Monday, 30 September 2019

Contributing to a new war-chest - SRS

There were several blogs discussions on Supplementary Retirement Scheme (SRS). For example, Seedly have good articles to summarise the pros and cons of SRS. In this article, my focus will be on my personal experiences and considerations.  

My wife and I opened our SRS accounts last year with $1 top-up. There were discussions that this could “lock-in” the statutory retirement age at 62 years old which is the current prevailing age. The “statutory retirement age” is dependent on the gov policy and this age could change in future. The exact wordings on the IRAS website are as follow:

Beyond the rhetoric of retirement savings, the key benefit to me is to reduce the amount of tax that I need to pay next year! I had performed relatively well in my job this year and this was reflected in my bonus 😄 Having already done my CPF SA cash top-ups as well as donated to charity organisations, I was still exploring to reduce my tax payable further. This was how SRS become an option.

Besides simply throwing money into SRS, it is important to have an exit strategy. This is to protect the capital in case of premature withdrawal. This spurred me to consider the 5% penalty for premature withdrawal AND that 100% of the withdrawal sum will be taxed. In addition, the withdrawal sum will stack with the total income received (e.g. from my salary) for that year.

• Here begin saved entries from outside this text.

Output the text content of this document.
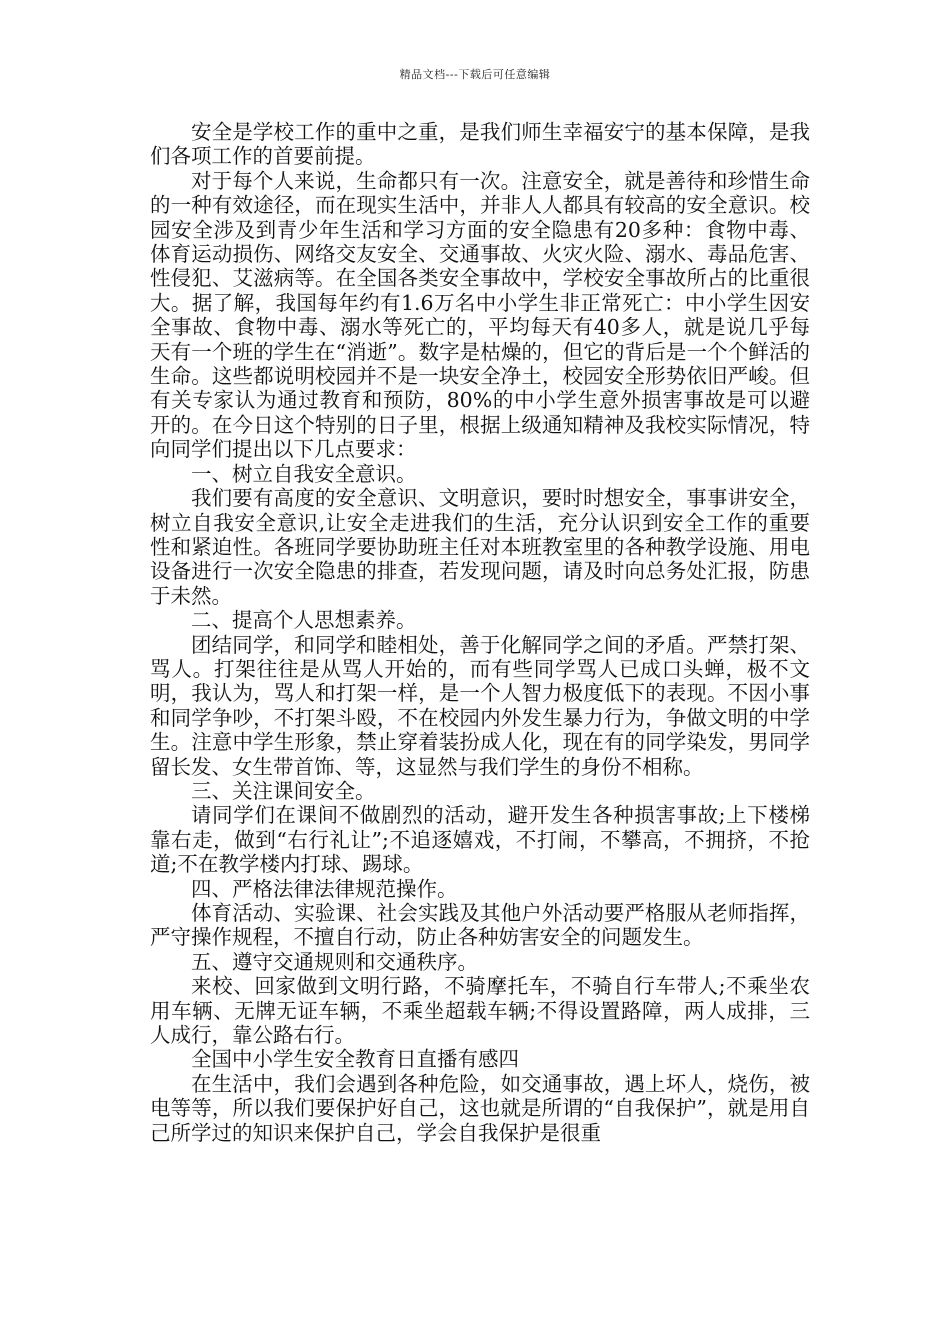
精品文档---下载后可任意编辑

安全是学校工作的重中之重，是我们师生幸福安宁的基本保障，是我们各项工作的首要前提。

对于每个人来说，生命都只有一次。注意安全，就是善待和珍惜生命的一种有效途径，而在现实生活中，并非人人都具有较高的安全意识。校园安全涉及到青少年生活和学习方面的安全隐患有20多种：食物中毒、体育运动损伤、网络交友安全、交通事故、火灾火险、溺水、毒品危害、性侵犯、艾滋病等。在全国各类安全事故中，学校安全事故所占的比重很大。据了解，我国每年约有1.6万名中小学生非正常死亡：中小学生因安全事故、食物中毒、溺水等死亡的，平均每天有40多人，就是说几乎每天有一个班的学生在“消逝”。数字是枯燥的，但它的背后是一个个鲜活的生命。这些都说明校园并不是一块安全净土，校园安全形势依旧严峻。但有关专家认为通过教育和预防，80%的中小学生意外损害事故是可以避开的。在今日这个特别的日子里，根据上级通知精神及我校实际情况，特向同学们提出以下几点要求：

一、树立自我安全意识。

我们要有高度的安全意识、文明意识，要时时想安全，事事讲安全，树立自我安全意识,让安全走进我们的生活，充分认识到安全工作的重要性和紧迫性。各班同学要协助班主任对本班教室里的各种教学设施、用电设备进行一次安全隐患的排查，若发现问题，请及时向总务处汇报，防患于未然。

二、提高个人思想素养。

团结同学，和同学和睦相处，善于化解同学之间的矛盾。严禁打架、骂人。打架往往是从骂人开始的，而有些同学骂人已成口头蝉，极不文明，我认为，骂人和打架一样，是一个人智力极度低下的表现。不因小事和同学争吵，不打架斗殴，不在校园内外发生暴力行为，争做文明的中学生。注意中学生形象，禁止穿着装扮成人化，现在有的同学染发，男同学留长发、女生带首饰、等，这显然与我们学生的身份不相称。

三、关注课间安全。

请同学们在课间不做剧烈的活动，避开发生各种损害事故;上下楼梯靠右走，做到“右行礼让”;不追逐嬉戏，不打闹，不攀高，不拥挤，不抢道;不在教学楼内打球、踢球。

四、严格法律法律规范操作。

体育活动、实验课、社会实践及其他户外活动要严格服从老师指挥，严守操作规程，不擅自行动，防止各种妨害安全的问题发生。

五、遵守交通规则和交通秩序。

来校、回家做到文明行路，不骑摩托车，不骑自行车带人;不乘坐农用车辆、无牌无证车辆，不乘坐超载车辆;不得设置路障，两人成排，三人成行，靠公路右行。

全国中小学生安全教育日直播有感四

在生活中，我们会遇到各种危险，如交通事故，遇上坏人，烧伤，被电等等，所以我们要保护好自己，这也就是所谓的“自我保护”，就是用自己所学过的知识来保护自己，学会自我保护是很重
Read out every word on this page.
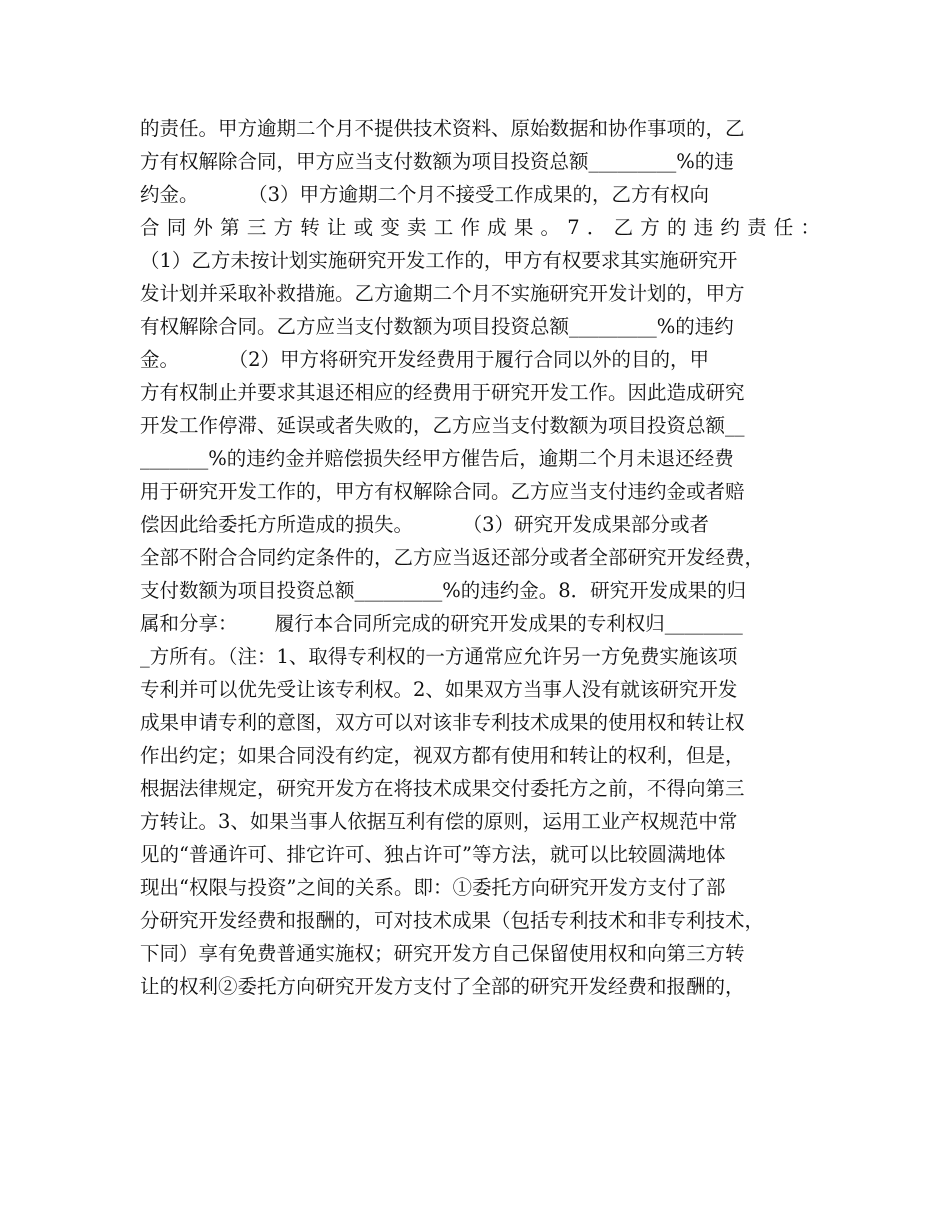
的责任。甲方逾期二个月不提供技术资料、原始数据和协作事项的，乙

方有权解除合同，甲方应当支付数额为项目投资总额_________%的违

约金。        （3）甲方逾期二个月不接受工作成果的，乙方有权向

合同外第三方转让或变卖工作成果。7．乙方的违约责任：

（1）乙方未按计划实施研究开发工作的，甲方有权要求其实施研究开

发计划并采取补救措施。乙方逾期二个月不实施研究开发计划的，甲方

有权解除合同。乙方应当支付数额为项目投资总额_________%的违约

金。        （2）甲方将研究开发经费用于履行合同以外的目的，甲

方有权制止并要求其退还相应的经费用于研究开发工作。因此造成研究

开发工作停滞、延误或者失败的，乙方应当支付数额为项目投资总额__

_______%的违约金并赔偿损失经甲方催告后，逾期二个月未退还经费

用于研究开发工作的，甲方有权解除合同。乙方应当支付违约金或者赔

偿因此给委托方所造成的损失。        （3）研究开发成果部分或者

全部不附合合同约定条件的，乙方应当返还部分或者全部研究开发经费，

支付数额为项目投资总额_________%的违约金。8．研究开发成果的归

属和分享：      履行本合同所完成的研究开发成果的专利权归________

_方所有。（注：1、取得专利权的一方通常应允许另一方免费实施该项

专利并可以优先受让该专利权。2、如果双方当事人没有就该研究开发

成果申请专利的意图，双方可以对该非专利技术成果的使用权和转让权

作出约定；如果合同没有约定，视双方都有使用和转让的权利，但是，

根据法律规定，研究开发方在将技术成果交付委托方之前，不得向第三

方转让。3、如果当事人依据互利有偿的原则，运用工业产权规范中常

见的“普通许可、排它许可、独占许可”等方法，就可以比较圆满地体

现出“权限与投资”之间的关系。即：①委托方向研究开发方支付了部

分研究开发经费和报酬的，可对技术成果（包括专利技术和非专利技术，

下同）享有免费普通实施权；研究开发方自己保留使用权和向第三方转

让的权利②委托方向研究开发方支付了全部的研究开发经费和报酬的，
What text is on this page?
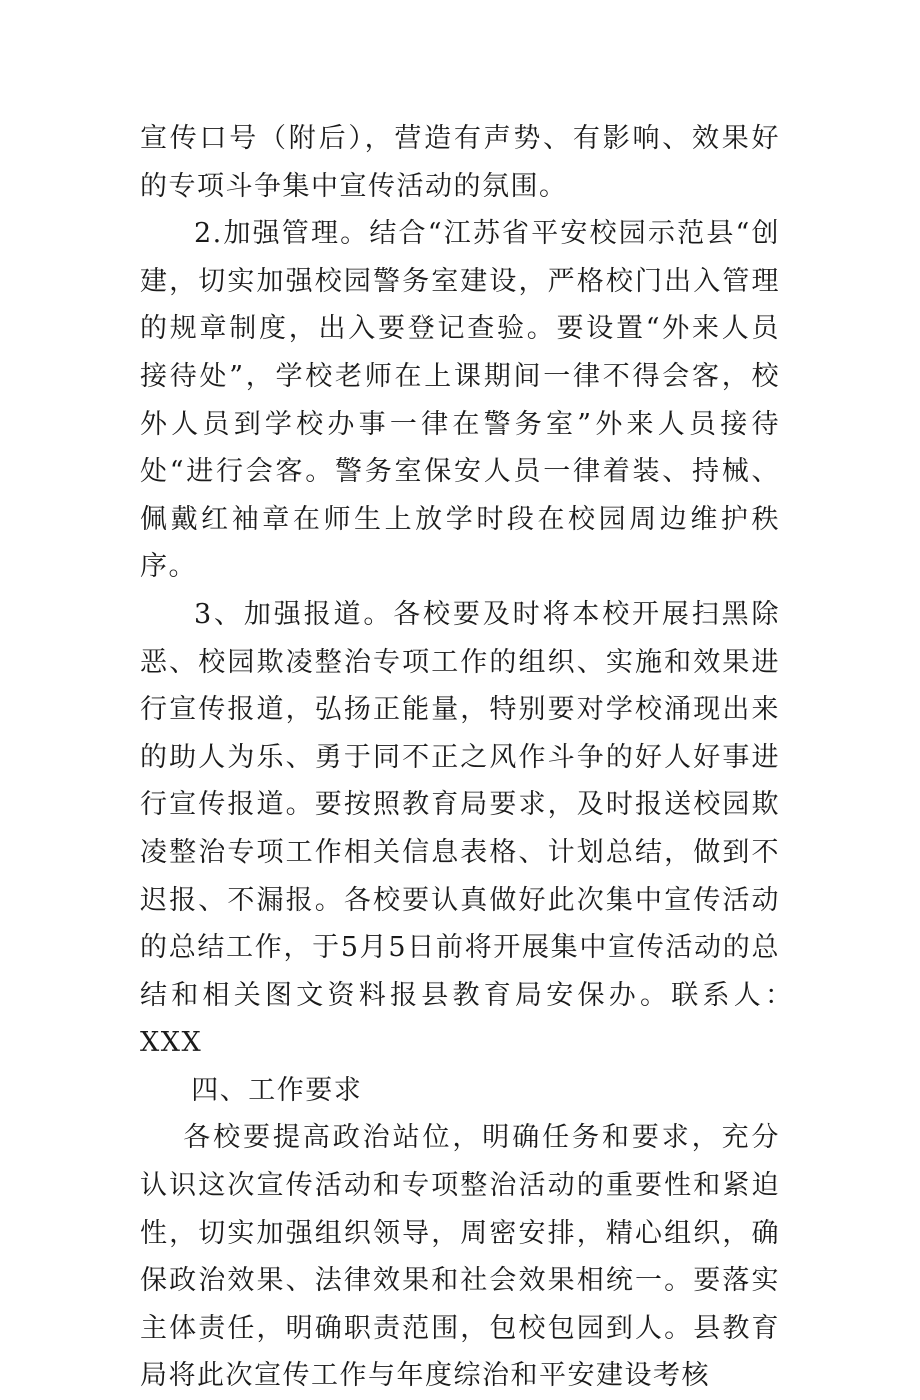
宣传口号（附后），营造有声势、有影响、效果好的专项斗争集中宣传活动的氛围。

2.加强管理。结合“江苏省平安校园示范县“创建，切实加强校园警务室建设，严格校门出入管理的规章制度，出入要登记查验。要设置“外来人员接待处”，学校老师在上课期间一律不得会客，校外人员到学校办事一律在警务室”外来人员接待处“进行会客。警务室保安人员一律着装、持械、佩戴红袖章在师生上放学时段在校园周边维护秩序。

3、加强报道。各校要及时将本校开展扫黑除恶、校园欺凌整治专项工作的组织、实施和效果进行宣传报道，弘扬正能量，特别要对学校涌现出来的助人为乐、勇于同不正之风作斗争的好人好事进行宣传报道。要按照教育局要求，及时报送校园欺凌整治专项工作相关信息表格、计划总结，做到不迟报、不漏报。各校要认真做好此次集中宣传活动的总结工作，于5月5日前将开展集中宣传活动的总结和相关图文资料报县教育局安保办。联系人：　XXX

四、工作要求

各校要提高政治站位，明确任务和要求，充分认识这次宣传活动和专项整治活动的重要性和紧迫性，切实加强组织领导，周密安排，精心组织，确保政治效果、法律效果和社会效果相统一。要落实主体责任，明确职责范围，包校包园到人。县教育局将此次宣传工作与年度综治和平安建设考核
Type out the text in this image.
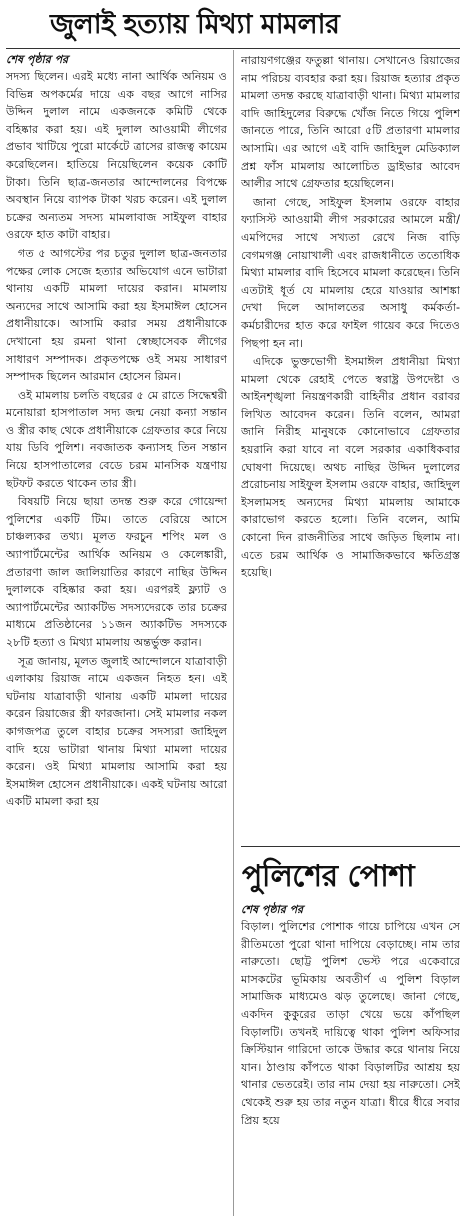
জুলাই হত্যায় মিথ্যা মামলার
শেষ পৃষ্ঠার পর

সদস্য ছিলেন। এরই মধ্যে নানা আর্থিক অনিয়ম ও বিভিন্ন অপকর্মের দায়ে এক বছর আগে নাসির উদ্দিন দুলাল নামে একজনকে কমিটি থেকে বহিষ্কার করা হয়। এই দুলাল আওয়ামী লীগের প্রভাব খাটিয়ে পুরো মার্কেটে ত্রাসের রাজত্ব কায়েম করেছিলেন। হাতিয়ে নিয়েছিলেন কয়েক কোটি টাকা। তিনি ছাত্র-জনতার আন্দোলনের বিপক্ষে অবস্থান নিয়ে ব্যাপক টাকা খরচ করেন। এই দুলাল চক্রের অন্যতম সদস্য মামলাবাজ সাইফুল বাহার ওরফে হাত কাটা বাহার।

গত ৫ আগস্টের পর চতুর দুলাল ছাত্র-জনতার পক্ষের লোক সেজে হত্যার অভিযোগ এনে ভাটারা থানায় একটি মামলা দায়ের করান। মামলায় অন্যদের সাথে আসামি করা হয় ইসমাঈল হোসেন প্রধানীয়াকে। আসামি করার সময় প্রধানীয়াকে দেখানো হয় রমনা থানা স্বেচ্ছাসেবক লীগের সাধারণ সম্পাদক। প্রকৃতপক্ষে ওই সময় সাধারণ সম্পাদক ছিলেন আরমান হোসেন রিমন।

ওই মামলায় চলতি বছরের ৫ মে রাতে সিদ্ধেশ্বরী মনোয়ারা হাসপাতাল সদ্য জন্ম নেয়া কন্যা সন্তান ও স্ত্রীর কাছ থেকে প্রধানীয়াকে গ্রেফতার করে নিয়ে যায় ডিবি পুলিশ। নবজাতক কন্যাসহ তিন সন্তান নিয়ে হাসপাতালের বেডে চরম মানসিক যন্ত্রণায় ছটফট করতে থাকেন তার স্ত্রী।

বিষয়টি নিয়ে ছায়া তদন্ত শুরু করে গোয়েন্দা পুলিশের একটি টিম। তাতে বেরিয়ে আসে চাঞ্চল্যকর তথ্য। মূলত ফরচুন শপিং মল ও অ্যাপার্টমেন্টের আর্থিক অনিয়ম ও কেলেঙ্কারী, প্রতারণা জাল জালিয়াতির কারণে নাছির উদ্দিন দুলালকে বহিষ্কার করা হয়। এরপরই ফ্ল্যাট ও অ্যাপার্টমেন্টের অ্যাকটিভ সদস্যদেরকে তার চক্রের মাধ্যমে প্রতিষ্ঠানের ১১জন অ্যাকটিভ সদস্যকে ২৮টি হত্যা ও মিথ্যা মামলায় অন্তর্ভুক্ত করান।

সূত্র জানায়, মূলত জুলাই আন্দোলনে যাত্রাবাড়ী এলাকায় রিয়াজ নামে একজন নিহত হন। এই ঘটনায় যাত্রাবাড়ী থানায় একটি মামলা দায়ের করেন রিয়াজের স্ত্রী ফারজানা। সেই মামলার নকল কাগজপত্র তুলে বাহার চক্রের সদস্যরা জাহিদুল বাদি হয়ে ভাটারা থানায় মিথ্যা মামলা দায়ের করেন। ওই মিথ্যা মামলায় আসামি করা হয় ইসমাঈল হোসেন প্রধানীয়াকে। একই ঘটনায় আরো একটি মামলা করা হয়

নারায়ণগঞ্জের ফতুল্লা থানায়। সেখানেও রিয়াজের নাম পরিচয় ব্যবহার করা হয়। রিয়াজ হত্যার প্রকৃত মামলা তদন্ত করছে যাত্রাবাড়ী থানা। মিথ্যা মামলার বাদি জাহিদুলের বিরুদ্ধে খোঁজ নিতে গিয়ে পুলিশ জানতে পারে, তিনি আরো ৫টি প্রতারণা মামলার আসামি। এর আগে এই বাদি জাহিদুল মেডিক্যাল প্রশ্ন ফাঁস মামলায় আলোচিত ড্রাইভার আবেদ আলীর সাথে গ্রেফতার হয়েছিলেন।

জানা গেছে, সাইফুল ইসলাম ওরফে বাহার ফ্যাসিস্ট আওয়ামী লীগ সরকারের আমলে মন্ত্রী/এমপিদের সাথে সখ্যতা রেখে নিজ বাড়ি বেগমগঞ্জ নোয়াখালী এবং রাজধানীতে ততোধিক মিথ্যা মামলার বাদি হিসেবে মামলা করেছেন। তিনি এতটাই ধূর্ত যে মামলায় হেরে যাওয়ার আশঙ্কা দেখা দিলে আদালতের অসাধু কর্মকর্তা-কর্মচারীদের হাত করে ফাইল গায়েব করে দিতেও পিছপা হন না।

এদিকে ভুক্তভোগী ইসমাঈল প্রধানীয়া মিথ্যা মামলা থেকে রেহাই পেতে স্বরাষ্ট্র উপদেষ্টা ও আইনশৃঙ্খলা নিয়ন্ত্রণকারী বাহিনীর প্রধান বরাবর লিখিত আবেদন করেন। তিনি বলেন, আমরা জানি নিরীহ মানুষকে কোনোভাবে গ্রেফতার হয়রানি করা যাবে না বলে সরকার একাধিকবার ঘোষণা দিয়েছে। অথচ নাছির উদ্দিন দুলালের প্ররোচনায় সাইফুল ইসলাম ওরফে বাহার, জাহিদুল ইসলামসহ অন্যদের মিথ্যা মামলায় আমাকে কারাভোগ করতে হলো। তিনি বলেন, আমি কোনো দিন রাজনীতির সাথে জড়িত ছিলাম না। এতে চরম আর্থিক ও সামাজিকভাবে ক্ষতিগ্রস্ত হয়েছি।

পুলিশের পোশা
শেষ পৃষ্ঠার পর

বিড়াল। পুলিশের পোশাক গায়ে চাপিয়ে এখন সে রীতিমতো পুরো থানা দাপিয়ে বেড়াচ্ছে। নাম তার নারুতো। ছোট্ট পুলিশ ভেস্ট পরে একেবারে মাসকটের ভূমিকায় অবতীর্ণ এ পুলিশ বিড়াল সামাজিক মাধ্যমেও ঝড় তুলেছে। জানা গেছে, একদিন কুকুরের তাড়া খেয়ে ভয়ে কাঁপছিল বিড়ালটি। তখনই দায়িত্বে থাকা পুলিশ অফিসার ক্রিস্টিয়ান গারিদো তাকে উদ্ধার করে থানায় নিয়ে যান। ঠাণ্ডায় কাঁপতে থাকা বিড়ালটির আশ্রয় হয় থানার ভেতরেই। তার নাম দেয়া হয় নারুতো। সেই থেকেই শুরু হয় তার নতুন যাত্রা। ধীরে ধীরে সবার প্রিয় হয়ে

My ultimate decision is to pick a stock with potential to increase beyond 5%, so that it could minimally cover the penalty frees. My top-up amount would be dependent on the stock purchase price. 

A few months back, I bought into OCBC at around $10.68. The target sell price is at least $11.30. Alternatively I will plan to hold the stock for 2 years to allow the annual dividends of 3.2-3.8%  to cover the penalty fees.

Hopefully, this will enable my SRS to become another war-chest to invest in opportunities when they arise.